Silje Nes Opticks

[FatCat; 2010]

Styles: Scandinavian, indie, digital
Others: Deerhoof, Psapp, múm, Mazzy Star, Cocteau Twins, Sigur Rós

Sure, once you hear that Silje Nes hails from the tiny coastal town of Liekanger, Norway, her music seems to echo out of some vast snowy terrain, a lonely expression of arctic life amidst all those fjords and floes. With her hushed vocals and spindly strings, she sounds like some miniature snow sprite or white gypsy fox dancing on the tundra, bright northern lights sparkling like jewels overhead.

But that’s just one, rather mystical way of listening, and it misses a lot of what matters in this music. Nes is not just another Scandinavian siren, but a tough, forward-thinking musician whose music could just as easily have emerged from Brooklyn, Glasgow, or Berlin (where she now lives). She records through an Mbox and Logic in a home studio, down a long hallway behind seven locked doors (according to her MySpace page), and her music speaks to what seems both exciting and lonely about the digital era. If her songs conjure up vast spaces and intense emotions, it is because they explore the possibilities of life lived through a laptop; via the isolation of the home studio, inner space becomes sonic space becomes the loss and wonder of a thoroughly modern world.

Nes is a multi-instrumentalist who composes through recording, by layering and looping both traditional sounds and snippets of digital noise. Her new album Opticks has been characterized as a “folk-electronic” hybrid, but perhaps a better phrase would be “romantic digitalism,” if only for its wider implications. Throughout, human sounds morph into artificial ones, to the point at which you can no longer tell the difference between expression and its programming. Nes does this best with her own already ethereal voice, which she subtly manipulates into eerie, abstract forms. But she similarly works over her entire gamut of classical instruments (guitars, drums, xylophones, concertinas, flutes, and trumpets) and her quirky set of found sounds (pots, jewelry, waves, etc.). In the end, each song sounds both warm and mechanical, human and strange, but always in motion, always drawing you in with its subtle dramas of digital loss and gain.

In other words, Opticks seems to be an album about lost connections and communications, and its constant layering of sound — now aching and sharp, now murky and distant — beautifully conveys its deeper sentiments. At times, the digital process seems to bury the possibilities of expression, but it also generates completely new emotions and sensations. In fact, the album takes its name from Isaac Newton’s 1704 scientific treatise on the refraction of light into component colors (think 9th-grade physics or Pink Floyd cover art). Nes — like some mystic geometer of the sonic soul — uses the technology of the studio to break sound apart and put all back together again in more vibrant ways.

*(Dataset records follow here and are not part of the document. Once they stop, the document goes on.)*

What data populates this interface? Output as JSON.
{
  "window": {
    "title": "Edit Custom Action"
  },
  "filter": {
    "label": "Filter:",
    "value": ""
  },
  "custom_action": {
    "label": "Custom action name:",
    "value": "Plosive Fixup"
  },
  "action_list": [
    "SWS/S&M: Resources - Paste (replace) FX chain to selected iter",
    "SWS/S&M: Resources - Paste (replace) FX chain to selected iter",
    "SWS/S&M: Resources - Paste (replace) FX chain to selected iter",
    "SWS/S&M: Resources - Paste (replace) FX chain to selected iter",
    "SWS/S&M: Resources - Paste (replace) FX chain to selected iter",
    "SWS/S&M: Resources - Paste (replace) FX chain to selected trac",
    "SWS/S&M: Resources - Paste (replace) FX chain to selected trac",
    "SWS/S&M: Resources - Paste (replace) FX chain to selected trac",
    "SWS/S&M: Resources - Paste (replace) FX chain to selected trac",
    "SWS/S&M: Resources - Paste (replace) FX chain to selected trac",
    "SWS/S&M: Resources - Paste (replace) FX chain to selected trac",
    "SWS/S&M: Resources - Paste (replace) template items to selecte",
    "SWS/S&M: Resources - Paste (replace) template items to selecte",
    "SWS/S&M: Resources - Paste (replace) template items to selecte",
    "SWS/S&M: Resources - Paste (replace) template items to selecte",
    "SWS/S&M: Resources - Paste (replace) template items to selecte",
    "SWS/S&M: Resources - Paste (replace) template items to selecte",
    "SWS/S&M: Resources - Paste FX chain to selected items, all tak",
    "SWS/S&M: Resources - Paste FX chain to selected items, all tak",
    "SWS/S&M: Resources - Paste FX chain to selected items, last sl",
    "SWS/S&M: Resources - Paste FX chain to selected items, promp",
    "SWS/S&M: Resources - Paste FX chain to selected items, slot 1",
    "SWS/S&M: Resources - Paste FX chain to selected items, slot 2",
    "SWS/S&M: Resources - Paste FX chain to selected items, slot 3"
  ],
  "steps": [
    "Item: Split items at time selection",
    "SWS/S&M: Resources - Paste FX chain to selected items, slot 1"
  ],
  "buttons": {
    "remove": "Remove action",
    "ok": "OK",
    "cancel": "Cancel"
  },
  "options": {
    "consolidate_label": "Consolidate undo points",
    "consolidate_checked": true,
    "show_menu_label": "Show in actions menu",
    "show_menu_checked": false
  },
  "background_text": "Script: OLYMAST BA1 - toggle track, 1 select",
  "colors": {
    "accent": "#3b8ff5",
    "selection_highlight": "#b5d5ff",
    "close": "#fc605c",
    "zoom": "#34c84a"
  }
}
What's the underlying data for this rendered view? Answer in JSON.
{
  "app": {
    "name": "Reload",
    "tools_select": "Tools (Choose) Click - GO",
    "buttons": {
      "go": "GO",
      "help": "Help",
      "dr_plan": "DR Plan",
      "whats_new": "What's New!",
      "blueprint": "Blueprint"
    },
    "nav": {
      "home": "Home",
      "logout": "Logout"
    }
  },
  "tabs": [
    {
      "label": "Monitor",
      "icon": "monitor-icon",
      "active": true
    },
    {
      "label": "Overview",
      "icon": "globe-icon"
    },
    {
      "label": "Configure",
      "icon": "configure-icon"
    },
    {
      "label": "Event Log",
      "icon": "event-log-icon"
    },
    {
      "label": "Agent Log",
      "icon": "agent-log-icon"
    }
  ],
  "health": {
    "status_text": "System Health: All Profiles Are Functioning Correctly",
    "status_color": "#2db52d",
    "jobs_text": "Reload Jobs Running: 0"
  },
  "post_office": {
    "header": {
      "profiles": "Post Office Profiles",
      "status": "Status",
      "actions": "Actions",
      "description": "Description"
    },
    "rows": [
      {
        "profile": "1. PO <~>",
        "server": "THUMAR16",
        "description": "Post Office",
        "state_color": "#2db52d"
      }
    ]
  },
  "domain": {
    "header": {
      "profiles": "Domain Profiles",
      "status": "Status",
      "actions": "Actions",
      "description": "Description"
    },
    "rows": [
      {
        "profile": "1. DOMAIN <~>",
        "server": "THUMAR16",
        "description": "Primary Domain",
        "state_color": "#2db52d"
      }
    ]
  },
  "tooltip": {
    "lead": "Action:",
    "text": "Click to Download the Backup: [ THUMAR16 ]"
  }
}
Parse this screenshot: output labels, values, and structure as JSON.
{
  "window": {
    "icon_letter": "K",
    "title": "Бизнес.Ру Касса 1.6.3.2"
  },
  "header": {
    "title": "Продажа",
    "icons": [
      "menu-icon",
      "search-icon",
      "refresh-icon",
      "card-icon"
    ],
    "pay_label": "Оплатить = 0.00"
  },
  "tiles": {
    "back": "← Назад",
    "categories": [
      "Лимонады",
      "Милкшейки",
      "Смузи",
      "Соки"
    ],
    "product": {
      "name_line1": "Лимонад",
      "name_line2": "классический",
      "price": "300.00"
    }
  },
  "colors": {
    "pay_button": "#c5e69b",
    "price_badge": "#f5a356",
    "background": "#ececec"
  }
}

Take, for example, album opener “The Glass Harp,” which starts off like a slow-burning rocker about growing together and falling apart. It begins with a simple alternating guitar figure overlaid with quick squalls of metal and the growing rumble of the sea. At the halfway point, though, Nes bursts it all open with a simultaneous blast of feedback and strings, as if the song itself has been refracted into separate components. “The Shades” takes a different approach, gently scaffolding one thin tone on top of the other — some vocal, some electronic — against a throbbing backdrop of processed clicks and bleeps. The effect is at once ghostly and celestial, as if the song is haunted by a choir of lost digital angels, each with a different indecipherable warning.

And then there’s “Crystals,” the album’s first single, with its bright pop bounce and simple observations about how people move and change. The song presents the closest thing on the album to an artistic statement: “I lay stones in a row, and it’s all I have.” I first thought Nes was singing “I lay tones in a row,” which might be a more fitting description of her method, but the sentiment is the same, and she seems here to be doing for indie music what minimalists such as Cage, Rauschenberg, and Ono once did for other arts: using simple combinations of sound and noise to bust open our sense of its possibilities.

Nes doesn’t reveal much about herself in her songs, and her lyrics are often indecipherable, but this seems to fit her interest in isolation and its possibilities. In some tracks, she seems adrift in her own headspace, contemplating shifting moods of loneliness, insecurity, yearning, and calm (“Symmetry of Empty Space,” “Branches”); in others, she comes across like some surrealist hipster, sauntering down the street, taking in the shapes and colors (“Rewind,” “Silver > Blue”). Either way, I dig her avant-garde sensibility, and I love that she’s not afraid to confront human emotion in abstract ways. Her musical methods reflect a compelling view of the world; everything here seems programmed and static, and yet the results are full of spontaneity and wonder. In the end, Opticks sounds nothing like Norway, but it’s still quite a trip. Artful, spooky, groovy, human, it sounds like anywhere and nowhere on Earth.